Soon I found myself texting Collin hundreds of times a day, sharing stories from my childhood and selfies from my daily walks with my sons. I hadn't been able to meet Collin yet, and the tension was building.
After several heated arguments and reassurance about Collin’s own COVID precautions, my husband finally agreed to let me meet Collin in person. Very soon after our first meeting, Collin and I fell in love. It was the kind of love I hadn’t felt since I was 17.
My husband let me visit Collin two nights a week after I tucked my children into bed. We often spent those nights in bed for 5-7 hours at a time. When I wasn’t with him, I was longing for him. Sometimes I would call him on my drive home from his apartment late at night, just to hear his voice.
Collin was a divorced dad himself, and he understood what I was going through. He held me in his arms with a tenderness that I had been craving for so many years. Collin was kind to me but dangerous for my marriage.
I hadn’t expected to fall in love, and I surely hadn’t expected to want to leave my husband and children to chase a life with another man. Only 3 months after my plea for an open marriage with my husband, I was looking up apartments on Craigslist and plotting my exit.
Except I never went through with it. I didn’t leave my family for Collin. My husband came to me one night, tears running down his face, pleading for me to give our marriage another chance. He could no longer watch me fall in love with another man and continue our open marriage.

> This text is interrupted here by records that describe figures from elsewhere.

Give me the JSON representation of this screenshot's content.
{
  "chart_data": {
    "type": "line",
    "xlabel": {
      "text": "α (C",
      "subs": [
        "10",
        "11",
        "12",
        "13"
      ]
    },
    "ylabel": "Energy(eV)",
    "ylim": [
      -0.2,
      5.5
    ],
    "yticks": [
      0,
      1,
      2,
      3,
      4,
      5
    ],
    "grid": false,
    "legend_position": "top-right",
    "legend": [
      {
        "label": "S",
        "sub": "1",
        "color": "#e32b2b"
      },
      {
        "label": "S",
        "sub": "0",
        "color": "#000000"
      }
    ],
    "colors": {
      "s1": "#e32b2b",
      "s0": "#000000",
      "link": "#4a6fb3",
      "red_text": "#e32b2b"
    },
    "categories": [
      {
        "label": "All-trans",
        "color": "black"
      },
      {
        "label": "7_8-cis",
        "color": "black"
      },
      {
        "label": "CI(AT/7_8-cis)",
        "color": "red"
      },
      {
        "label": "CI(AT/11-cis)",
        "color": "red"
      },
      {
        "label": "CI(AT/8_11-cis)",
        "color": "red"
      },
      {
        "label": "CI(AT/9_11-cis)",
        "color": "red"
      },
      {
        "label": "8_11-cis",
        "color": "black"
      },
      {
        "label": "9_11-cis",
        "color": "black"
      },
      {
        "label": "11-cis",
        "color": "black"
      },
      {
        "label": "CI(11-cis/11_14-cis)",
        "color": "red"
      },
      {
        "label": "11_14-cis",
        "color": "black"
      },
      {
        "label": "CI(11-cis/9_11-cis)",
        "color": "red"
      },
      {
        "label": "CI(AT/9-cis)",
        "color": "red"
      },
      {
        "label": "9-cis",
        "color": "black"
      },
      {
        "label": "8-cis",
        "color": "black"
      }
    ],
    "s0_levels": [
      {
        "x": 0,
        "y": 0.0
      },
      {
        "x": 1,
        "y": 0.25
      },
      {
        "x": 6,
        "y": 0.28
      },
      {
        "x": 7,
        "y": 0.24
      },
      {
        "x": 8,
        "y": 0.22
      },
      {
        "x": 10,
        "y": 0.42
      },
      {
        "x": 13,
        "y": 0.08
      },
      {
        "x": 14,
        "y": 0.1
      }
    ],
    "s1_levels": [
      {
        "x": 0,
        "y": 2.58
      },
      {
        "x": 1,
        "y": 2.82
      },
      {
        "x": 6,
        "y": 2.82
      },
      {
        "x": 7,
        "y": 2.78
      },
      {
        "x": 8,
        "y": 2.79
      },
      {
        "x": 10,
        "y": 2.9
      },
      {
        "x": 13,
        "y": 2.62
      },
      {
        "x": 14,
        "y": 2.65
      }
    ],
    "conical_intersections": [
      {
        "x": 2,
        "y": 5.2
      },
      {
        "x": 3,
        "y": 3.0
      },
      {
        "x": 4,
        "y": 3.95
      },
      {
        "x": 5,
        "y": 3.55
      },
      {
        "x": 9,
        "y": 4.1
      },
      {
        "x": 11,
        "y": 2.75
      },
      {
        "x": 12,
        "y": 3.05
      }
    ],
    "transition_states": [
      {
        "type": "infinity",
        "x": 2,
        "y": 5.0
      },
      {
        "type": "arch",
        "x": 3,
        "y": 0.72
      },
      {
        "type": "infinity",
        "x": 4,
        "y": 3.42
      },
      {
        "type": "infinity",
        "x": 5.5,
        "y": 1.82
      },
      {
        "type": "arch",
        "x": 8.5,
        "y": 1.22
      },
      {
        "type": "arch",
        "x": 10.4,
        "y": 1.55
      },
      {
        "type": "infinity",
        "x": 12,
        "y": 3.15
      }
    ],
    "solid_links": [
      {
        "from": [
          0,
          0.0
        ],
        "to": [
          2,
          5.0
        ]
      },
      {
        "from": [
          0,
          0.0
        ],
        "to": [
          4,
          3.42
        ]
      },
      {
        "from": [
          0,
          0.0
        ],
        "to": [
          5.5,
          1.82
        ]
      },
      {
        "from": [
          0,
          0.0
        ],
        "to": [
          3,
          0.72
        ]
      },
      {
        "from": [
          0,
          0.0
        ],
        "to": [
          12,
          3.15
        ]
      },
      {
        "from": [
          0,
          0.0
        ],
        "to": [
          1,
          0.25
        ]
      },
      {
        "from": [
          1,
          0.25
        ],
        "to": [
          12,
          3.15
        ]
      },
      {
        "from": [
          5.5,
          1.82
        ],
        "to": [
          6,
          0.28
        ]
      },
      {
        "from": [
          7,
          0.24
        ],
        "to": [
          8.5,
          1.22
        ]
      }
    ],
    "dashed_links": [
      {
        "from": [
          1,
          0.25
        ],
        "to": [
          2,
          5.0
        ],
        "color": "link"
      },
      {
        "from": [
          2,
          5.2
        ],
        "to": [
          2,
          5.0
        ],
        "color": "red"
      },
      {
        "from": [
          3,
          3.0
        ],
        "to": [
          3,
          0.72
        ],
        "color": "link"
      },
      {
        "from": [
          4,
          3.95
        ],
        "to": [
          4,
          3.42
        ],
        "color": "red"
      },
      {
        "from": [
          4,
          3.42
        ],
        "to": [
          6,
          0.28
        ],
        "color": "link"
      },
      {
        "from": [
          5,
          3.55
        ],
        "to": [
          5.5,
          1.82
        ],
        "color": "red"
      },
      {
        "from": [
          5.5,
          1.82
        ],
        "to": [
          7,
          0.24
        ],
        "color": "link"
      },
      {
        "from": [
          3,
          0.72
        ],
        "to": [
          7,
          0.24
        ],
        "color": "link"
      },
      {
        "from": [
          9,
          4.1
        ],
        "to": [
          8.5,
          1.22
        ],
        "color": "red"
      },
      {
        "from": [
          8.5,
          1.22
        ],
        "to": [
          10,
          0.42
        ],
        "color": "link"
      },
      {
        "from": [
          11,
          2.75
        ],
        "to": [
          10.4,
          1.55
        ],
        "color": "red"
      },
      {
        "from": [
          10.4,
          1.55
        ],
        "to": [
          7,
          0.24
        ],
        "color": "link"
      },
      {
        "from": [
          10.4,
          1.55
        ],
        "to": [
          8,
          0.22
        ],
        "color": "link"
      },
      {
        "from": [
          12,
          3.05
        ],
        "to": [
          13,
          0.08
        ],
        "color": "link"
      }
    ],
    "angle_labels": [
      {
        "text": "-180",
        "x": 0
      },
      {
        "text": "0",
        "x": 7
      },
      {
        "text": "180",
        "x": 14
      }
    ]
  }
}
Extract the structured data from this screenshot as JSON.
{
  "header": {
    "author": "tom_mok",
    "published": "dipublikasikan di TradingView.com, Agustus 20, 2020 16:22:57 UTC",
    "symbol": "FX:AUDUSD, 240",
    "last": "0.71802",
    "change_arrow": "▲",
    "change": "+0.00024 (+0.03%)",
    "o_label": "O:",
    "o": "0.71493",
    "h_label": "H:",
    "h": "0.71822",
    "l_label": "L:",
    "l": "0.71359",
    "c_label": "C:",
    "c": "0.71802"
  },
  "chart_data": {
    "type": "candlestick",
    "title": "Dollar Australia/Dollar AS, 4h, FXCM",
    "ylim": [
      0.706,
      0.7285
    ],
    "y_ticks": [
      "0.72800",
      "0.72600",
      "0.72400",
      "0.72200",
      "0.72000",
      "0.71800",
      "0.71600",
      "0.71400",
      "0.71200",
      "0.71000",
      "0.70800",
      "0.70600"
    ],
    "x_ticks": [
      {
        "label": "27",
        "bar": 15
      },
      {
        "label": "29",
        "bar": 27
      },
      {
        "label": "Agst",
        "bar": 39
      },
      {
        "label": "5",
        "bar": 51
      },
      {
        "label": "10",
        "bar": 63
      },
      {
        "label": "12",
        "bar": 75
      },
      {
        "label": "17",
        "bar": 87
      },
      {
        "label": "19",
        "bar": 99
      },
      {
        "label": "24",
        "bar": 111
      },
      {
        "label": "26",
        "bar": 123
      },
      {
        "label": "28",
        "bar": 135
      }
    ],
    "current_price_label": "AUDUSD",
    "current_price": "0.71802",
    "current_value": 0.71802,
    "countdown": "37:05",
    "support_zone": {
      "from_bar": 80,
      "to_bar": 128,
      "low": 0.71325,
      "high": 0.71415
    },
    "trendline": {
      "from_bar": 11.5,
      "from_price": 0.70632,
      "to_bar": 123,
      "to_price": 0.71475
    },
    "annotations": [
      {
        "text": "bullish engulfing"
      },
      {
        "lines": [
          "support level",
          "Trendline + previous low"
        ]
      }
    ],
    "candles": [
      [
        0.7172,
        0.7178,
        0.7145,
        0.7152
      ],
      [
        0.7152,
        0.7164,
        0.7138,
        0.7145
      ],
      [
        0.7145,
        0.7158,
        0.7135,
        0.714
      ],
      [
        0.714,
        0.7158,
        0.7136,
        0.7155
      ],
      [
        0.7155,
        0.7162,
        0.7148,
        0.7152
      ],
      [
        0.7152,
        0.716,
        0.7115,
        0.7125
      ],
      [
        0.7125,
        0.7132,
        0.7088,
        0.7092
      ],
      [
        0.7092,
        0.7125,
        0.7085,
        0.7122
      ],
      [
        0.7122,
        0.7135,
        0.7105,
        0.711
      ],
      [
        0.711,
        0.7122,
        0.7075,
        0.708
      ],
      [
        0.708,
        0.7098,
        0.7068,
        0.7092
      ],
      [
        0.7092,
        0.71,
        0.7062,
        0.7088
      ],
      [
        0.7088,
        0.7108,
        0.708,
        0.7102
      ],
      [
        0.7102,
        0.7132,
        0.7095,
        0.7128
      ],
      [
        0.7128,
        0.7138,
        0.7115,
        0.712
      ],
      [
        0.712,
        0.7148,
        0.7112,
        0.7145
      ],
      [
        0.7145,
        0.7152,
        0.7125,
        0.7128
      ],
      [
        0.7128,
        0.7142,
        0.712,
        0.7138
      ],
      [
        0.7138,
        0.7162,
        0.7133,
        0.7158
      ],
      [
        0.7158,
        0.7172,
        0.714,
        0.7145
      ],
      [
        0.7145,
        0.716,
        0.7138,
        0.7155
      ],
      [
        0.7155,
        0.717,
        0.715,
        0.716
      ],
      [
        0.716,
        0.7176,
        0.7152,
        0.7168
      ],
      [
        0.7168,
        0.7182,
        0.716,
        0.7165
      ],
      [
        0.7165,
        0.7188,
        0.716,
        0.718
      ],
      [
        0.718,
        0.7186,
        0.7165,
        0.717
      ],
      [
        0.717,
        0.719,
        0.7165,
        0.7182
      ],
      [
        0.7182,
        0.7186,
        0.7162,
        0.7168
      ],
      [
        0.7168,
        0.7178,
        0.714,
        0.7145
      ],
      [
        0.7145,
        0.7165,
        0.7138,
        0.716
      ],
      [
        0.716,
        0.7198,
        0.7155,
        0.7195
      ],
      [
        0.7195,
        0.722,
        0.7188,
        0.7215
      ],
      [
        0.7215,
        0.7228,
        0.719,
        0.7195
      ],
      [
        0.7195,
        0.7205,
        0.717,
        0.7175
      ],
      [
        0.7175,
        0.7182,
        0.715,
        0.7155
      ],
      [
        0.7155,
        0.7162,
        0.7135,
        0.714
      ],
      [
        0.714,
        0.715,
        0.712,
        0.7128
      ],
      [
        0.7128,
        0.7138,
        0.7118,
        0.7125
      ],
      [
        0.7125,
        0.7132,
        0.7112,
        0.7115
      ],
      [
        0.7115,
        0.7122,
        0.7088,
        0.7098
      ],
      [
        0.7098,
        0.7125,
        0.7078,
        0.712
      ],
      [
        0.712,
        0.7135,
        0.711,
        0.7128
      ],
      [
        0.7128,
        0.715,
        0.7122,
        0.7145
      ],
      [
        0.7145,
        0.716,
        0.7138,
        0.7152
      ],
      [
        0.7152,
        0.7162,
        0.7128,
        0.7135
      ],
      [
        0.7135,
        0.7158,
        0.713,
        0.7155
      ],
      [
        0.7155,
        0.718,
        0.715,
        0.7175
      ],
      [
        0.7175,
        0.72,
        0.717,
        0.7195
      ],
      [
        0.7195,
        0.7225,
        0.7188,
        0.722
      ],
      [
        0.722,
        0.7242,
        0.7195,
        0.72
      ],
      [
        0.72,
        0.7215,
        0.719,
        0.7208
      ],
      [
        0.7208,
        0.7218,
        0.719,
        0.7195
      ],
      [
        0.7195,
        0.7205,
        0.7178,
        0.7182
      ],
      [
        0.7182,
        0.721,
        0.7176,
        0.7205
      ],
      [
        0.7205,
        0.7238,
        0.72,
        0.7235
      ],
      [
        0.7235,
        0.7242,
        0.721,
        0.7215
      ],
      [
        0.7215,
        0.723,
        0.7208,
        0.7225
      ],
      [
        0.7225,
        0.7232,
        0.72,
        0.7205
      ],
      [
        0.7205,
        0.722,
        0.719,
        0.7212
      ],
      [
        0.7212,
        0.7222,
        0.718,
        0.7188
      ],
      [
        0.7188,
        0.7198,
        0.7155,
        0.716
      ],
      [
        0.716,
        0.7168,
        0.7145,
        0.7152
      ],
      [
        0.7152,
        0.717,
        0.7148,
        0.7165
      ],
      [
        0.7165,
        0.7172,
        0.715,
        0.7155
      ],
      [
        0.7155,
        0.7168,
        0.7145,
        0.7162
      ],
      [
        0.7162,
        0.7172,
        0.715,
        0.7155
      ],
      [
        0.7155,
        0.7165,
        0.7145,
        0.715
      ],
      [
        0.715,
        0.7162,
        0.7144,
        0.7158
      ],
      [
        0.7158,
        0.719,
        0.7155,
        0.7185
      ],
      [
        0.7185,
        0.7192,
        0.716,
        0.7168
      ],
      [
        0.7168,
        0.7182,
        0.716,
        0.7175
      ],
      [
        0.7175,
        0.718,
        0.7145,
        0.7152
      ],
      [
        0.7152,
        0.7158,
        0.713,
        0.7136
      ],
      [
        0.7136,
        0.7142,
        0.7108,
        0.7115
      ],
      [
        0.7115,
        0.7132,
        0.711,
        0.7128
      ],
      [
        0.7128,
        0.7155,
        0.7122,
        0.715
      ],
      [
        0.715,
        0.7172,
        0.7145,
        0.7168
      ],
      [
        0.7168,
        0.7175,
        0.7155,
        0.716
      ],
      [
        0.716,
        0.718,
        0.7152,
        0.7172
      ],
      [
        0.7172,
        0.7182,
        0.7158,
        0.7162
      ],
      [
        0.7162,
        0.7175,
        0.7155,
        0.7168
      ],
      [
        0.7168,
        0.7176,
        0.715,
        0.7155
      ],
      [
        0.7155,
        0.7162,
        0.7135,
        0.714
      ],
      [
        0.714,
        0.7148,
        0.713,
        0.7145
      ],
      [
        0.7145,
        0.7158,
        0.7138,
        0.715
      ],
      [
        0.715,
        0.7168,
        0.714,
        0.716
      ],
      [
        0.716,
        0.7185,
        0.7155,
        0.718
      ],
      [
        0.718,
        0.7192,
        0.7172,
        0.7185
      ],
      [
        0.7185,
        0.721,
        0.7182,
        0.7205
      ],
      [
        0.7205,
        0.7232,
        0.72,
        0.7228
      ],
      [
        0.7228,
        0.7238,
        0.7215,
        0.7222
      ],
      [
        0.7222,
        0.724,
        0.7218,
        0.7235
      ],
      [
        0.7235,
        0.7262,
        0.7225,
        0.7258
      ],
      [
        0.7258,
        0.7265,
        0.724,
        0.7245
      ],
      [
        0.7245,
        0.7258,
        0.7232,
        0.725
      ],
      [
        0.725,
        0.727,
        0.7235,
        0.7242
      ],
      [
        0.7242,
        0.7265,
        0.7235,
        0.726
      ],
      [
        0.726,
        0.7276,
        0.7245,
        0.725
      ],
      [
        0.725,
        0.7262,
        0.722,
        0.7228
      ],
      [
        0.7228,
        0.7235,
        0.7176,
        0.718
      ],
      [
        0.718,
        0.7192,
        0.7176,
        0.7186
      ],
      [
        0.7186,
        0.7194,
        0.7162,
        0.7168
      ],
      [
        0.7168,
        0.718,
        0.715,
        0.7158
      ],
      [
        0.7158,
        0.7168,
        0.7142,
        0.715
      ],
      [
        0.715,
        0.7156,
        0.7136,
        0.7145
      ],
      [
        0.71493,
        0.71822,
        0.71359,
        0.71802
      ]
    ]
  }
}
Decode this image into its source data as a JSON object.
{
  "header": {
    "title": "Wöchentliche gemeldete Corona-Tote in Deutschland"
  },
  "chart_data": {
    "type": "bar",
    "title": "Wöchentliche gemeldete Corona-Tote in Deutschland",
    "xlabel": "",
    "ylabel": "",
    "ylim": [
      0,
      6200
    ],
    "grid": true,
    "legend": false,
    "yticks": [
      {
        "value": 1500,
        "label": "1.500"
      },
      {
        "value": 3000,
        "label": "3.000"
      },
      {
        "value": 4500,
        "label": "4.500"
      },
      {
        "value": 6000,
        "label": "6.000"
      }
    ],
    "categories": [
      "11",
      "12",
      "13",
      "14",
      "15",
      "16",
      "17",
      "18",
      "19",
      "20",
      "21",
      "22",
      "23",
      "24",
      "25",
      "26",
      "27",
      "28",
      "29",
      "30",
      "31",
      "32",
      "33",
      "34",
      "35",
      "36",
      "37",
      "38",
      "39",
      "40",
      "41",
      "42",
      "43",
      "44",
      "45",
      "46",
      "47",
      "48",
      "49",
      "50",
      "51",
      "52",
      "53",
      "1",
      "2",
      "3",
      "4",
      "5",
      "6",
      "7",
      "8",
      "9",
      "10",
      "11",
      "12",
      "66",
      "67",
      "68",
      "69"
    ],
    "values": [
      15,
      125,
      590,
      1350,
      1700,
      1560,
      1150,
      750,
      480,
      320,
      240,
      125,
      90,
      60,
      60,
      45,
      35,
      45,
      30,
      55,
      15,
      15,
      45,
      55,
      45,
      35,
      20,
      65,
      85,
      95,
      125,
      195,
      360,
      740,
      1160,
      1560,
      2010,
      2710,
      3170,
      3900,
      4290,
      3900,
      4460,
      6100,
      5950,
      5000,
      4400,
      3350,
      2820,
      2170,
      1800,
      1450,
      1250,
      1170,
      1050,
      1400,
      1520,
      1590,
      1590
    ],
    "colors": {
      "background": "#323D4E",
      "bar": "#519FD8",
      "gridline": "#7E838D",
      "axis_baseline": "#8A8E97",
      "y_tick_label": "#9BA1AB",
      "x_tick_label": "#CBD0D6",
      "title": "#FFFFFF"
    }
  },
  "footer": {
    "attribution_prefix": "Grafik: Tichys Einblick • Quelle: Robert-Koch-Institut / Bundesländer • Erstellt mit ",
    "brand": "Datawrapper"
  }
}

In the end, I chose my family. I spent a final night at Collin’s apartment and wept loudly in my car the entire way home, splashing water on my face before I greeted my sons again. My grief over Collin lasted months, and my husband was a spectator to that grief.
But now, over two years later, I am still here. My husband and I attend virtual couples therapy, and we don’t leave at night to sleep with other people. Can an open relationship fix a marriage? Research says it depends on the level of commitment and communication between partners. We lacked that.
RDNE Stock project / Pexels
But our problems haven’t gone away, and we are closer now to divorce than we ever were before our open marriage.
I wish I could say our open marriage was a jolt of life to my relationship. But instead, it nearly killed us. I realized too late that my request for an open marriage was about so much more than physical intimacy.
It was about feeling alive again and being held and cared for by someone else in a way I hadn’t been in years. What I wanted was to be loved again, and that need is more difficult to meet with a dating app and an open marriage.
Michelle A. Cmarik is a freelance writer and educator who writes about her open marriage, parenting, love, and humor. She has written for Medium, The Good Men Project, The Orange Journal, and more.